There is also a fortification nearby, Paleokastro, which dates back to the 4th century BC which might have been the ancient capital of Nissyros.
Yet another castle is the Kastro of the Knights of St. John.
The volcano Polyvotis lies on the Lakka plateau, and has a diameter of 260m and is 30m deep.
At Loutra there are hot, supposedly healing, wells.
There are also some wonderful villages here: Nikia and Emborio are definitely must sees.
Nisyros is the youngest of the large volcanic centers in Greece and is included along with Methana, Milos and Santorini as one of the active volcanoes in Greece. The oldest rock formations are 160,000 years old, while the youngest (prehistoric) are 15,000 years old and cover the entire island. Most of Nisyros is mountainous, volcanic and very fertile.
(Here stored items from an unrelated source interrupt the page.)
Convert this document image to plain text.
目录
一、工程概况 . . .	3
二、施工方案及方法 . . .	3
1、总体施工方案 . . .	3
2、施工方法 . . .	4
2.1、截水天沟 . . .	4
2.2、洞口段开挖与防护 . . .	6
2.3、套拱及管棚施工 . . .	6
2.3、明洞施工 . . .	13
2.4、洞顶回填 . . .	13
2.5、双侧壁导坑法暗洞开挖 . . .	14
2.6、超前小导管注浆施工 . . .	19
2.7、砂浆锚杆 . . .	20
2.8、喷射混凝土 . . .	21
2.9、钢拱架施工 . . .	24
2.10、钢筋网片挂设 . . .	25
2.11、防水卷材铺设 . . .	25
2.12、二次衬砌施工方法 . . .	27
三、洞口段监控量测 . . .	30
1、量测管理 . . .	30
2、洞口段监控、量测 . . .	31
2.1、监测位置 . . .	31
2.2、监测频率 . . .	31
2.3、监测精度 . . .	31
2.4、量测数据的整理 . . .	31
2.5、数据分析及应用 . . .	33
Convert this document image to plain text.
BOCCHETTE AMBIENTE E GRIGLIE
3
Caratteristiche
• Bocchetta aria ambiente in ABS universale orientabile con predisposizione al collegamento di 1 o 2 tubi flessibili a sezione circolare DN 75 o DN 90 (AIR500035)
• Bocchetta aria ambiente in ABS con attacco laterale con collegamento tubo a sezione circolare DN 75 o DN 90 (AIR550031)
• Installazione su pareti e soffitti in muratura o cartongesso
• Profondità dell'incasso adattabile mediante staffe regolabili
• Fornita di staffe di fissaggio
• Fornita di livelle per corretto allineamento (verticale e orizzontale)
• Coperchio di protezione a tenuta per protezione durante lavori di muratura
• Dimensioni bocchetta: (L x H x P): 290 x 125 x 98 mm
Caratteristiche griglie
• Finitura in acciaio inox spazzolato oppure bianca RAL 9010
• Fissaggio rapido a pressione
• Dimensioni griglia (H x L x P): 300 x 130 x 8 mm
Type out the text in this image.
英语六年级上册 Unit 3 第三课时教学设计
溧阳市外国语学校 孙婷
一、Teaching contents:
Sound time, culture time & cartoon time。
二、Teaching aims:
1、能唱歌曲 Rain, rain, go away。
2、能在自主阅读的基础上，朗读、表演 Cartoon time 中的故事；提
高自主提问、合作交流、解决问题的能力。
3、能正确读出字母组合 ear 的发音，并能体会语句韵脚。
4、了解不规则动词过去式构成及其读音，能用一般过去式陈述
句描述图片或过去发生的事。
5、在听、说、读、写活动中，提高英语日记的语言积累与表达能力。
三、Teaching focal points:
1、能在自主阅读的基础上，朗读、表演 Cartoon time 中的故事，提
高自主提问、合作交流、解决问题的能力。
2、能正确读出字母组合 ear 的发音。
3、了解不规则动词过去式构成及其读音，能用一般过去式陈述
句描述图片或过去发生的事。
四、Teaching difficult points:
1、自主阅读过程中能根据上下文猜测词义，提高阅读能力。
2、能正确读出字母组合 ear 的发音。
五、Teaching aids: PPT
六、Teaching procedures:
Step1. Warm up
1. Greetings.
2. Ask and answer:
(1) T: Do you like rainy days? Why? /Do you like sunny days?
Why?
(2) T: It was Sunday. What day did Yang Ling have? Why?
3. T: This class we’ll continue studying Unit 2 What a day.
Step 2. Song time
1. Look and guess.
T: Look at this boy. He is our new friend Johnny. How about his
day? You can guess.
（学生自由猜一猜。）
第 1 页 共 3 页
The island is composed of volcanic rock formations, with swelled elevations that were formed by previous volcanic activities. The various rock formations, (basalt etc.) have been used for the construction of various buildings such as the Palaiokastro and the bell tower of the Church of St. John the Theologian just outside Nikea. The base of the island has been formed by lava. The rocks are covered by pyroclastic deposits and volcanic mud. Two possible eruptions occurred several millennia ago, around 25,000 years back.
A large depression occurred in the astern part half way across the island.
The western crown of this depression forms the highest peak of the island.
The peak of Saint John is in the eastern part of the depression and is about 100 m above sea level. In 1956 schisms emitting smoke were noted in the ground next to the western and southern sides of Rammos.
It is possible that the volcano erupted in 1442. In 1872, an eruption occurred that was accompanied by earthquakes, backfiring and red and yellow flames. Ash and other elements erupted and covered the ground of Rammos. During the eruption of 1873, a crater of about 6 to 7 meters was formed and ash and mud spewed out. The ground of the areas of Lakkoi and Rammos were transformed into a lake with hot salty water, the water that spilled out of the crater. The most recent violent eruption was in 1888 which formed a cylindrical aqueduct of volcanic elements with a diameter of at least 25 meters.
The largest crater of the volcano, named Polivotis, has a diameter of 260 m and 30 m depth. There are another 5 younger craters in the region, the largest of which is Stefanos with a diameter of 30 m and a 30 m depth. The volcano also surrounds a valley 2,400 m in length and 950 m wide.